Updated: 04 August 2014 04:47 PM
The Federal Housing Administration’s mortgage loans have been a preferred option for first-time buyers. The small down payments and closing costs have made the loans popular for almost 80 years.
Additionally, FHA loans are easy to understand because they apply to particular types of borrowers. They are designed to help first-time home buyers, seniors or people looking to fix up a home. Approved FHA lenders also enjoy these mortgage loans because the FHA guarantees repayment.
But for the past three years, popularity has waned a bit for the mortgages since FHA insurance premiums have increased. In June 2013, the government made changes in an effort to reduce the liability of FHA-backed mortgages that make this premium a
permanent fixture for the life of the loan.
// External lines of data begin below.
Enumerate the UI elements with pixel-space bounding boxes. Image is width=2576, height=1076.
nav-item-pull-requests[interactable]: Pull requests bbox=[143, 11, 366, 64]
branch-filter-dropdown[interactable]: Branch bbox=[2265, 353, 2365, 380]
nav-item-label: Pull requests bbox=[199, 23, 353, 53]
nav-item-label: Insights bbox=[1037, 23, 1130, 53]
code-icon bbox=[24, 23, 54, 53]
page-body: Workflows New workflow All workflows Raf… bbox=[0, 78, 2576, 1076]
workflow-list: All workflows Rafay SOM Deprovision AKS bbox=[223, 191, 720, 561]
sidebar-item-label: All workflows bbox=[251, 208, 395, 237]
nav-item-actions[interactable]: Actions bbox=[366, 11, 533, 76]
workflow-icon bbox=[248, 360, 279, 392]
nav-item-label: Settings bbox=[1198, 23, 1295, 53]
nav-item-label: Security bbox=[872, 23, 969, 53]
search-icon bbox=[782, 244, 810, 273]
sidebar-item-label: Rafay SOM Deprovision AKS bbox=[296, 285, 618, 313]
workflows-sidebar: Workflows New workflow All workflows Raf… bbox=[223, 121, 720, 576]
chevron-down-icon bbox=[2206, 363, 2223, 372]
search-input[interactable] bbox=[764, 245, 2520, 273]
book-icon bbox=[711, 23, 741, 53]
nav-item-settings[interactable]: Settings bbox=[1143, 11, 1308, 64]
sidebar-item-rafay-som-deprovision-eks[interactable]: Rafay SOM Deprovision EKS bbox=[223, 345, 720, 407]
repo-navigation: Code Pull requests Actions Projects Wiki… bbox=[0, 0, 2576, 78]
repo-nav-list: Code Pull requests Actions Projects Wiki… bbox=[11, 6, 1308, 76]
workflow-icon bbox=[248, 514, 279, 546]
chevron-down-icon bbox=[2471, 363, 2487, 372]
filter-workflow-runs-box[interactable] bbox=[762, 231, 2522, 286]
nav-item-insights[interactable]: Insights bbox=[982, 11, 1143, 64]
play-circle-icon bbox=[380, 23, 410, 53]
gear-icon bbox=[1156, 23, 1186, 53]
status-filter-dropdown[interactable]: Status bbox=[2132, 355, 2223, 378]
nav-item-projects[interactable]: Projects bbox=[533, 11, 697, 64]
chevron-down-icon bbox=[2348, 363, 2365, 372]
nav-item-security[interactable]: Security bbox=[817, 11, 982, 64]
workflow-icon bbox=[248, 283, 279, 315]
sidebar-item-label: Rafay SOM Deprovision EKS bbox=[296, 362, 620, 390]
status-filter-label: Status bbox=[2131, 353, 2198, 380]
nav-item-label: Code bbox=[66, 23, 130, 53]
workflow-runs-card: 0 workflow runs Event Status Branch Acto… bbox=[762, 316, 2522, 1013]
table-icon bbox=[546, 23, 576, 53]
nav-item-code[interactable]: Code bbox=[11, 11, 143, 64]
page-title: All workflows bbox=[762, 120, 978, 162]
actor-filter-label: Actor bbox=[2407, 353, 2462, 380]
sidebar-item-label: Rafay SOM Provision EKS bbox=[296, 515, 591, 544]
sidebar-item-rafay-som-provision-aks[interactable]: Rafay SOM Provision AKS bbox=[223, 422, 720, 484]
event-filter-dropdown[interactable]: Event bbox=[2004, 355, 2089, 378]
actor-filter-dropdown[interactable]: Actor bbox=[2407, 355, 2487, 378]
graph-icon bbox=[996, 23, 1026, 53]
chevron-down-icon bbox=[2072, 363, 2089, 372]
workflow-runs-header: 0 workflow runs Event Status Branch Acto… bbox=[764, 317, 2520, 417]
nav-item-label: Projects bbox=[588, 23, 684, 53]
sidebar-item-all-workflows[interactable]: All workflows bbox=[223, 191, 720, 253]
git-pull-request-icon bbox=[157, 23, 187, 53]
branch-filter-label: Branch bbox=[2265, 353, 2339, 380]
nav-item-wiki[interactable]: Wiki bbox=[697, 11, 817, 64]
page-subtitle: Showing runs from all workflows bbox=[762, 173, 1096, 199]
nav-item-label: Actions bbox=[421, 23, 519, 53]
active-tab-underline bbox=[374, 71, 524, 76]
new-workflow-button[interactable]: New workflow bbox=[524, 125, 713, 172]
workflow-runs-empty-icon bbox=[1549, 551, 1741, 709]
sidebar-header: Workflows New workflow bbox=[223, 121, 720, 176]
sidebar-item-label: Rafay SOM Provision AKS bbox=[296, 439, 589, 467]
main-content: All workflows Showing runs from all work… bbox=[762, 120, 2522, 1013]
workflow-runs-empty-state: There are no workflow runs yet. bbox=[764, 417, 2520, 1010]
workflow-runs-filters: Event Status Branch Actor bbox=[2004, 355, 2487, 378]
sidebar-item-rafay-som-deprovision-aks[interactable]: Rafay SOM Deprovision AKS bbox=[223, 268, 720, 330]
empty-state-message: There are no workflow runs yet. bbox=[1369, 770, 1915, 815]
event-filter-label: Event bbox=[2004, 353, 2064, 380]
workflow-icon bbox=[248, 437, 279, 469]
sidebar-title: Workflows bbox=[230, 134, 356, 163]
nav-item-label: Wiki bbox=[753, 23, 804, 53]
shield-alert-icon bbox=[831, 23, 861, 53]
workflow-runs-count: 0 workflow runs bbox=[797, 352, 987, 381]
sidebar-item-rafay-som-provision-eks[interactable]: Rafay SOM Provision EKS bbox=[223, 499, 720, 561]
These new insurance premiums have made the effective FHA mortgage rate much higher than those offered by conventional loans. In many cases, conventional mortgage loans are actually better options solely based on this increased premium. Many traditional lenders have taken advantage of this recent development by offering either single-payment or higher interest rate options to pull in business previously catered to by FHA loans.
Overall, an FHA mortgage loan can be a great tool for the right family to realize home ownership. With down payment requirements around 3 percent and closing costs unmatched by any other type of mortgage, you can easily see why it has become the most popular lending option for young families across the country.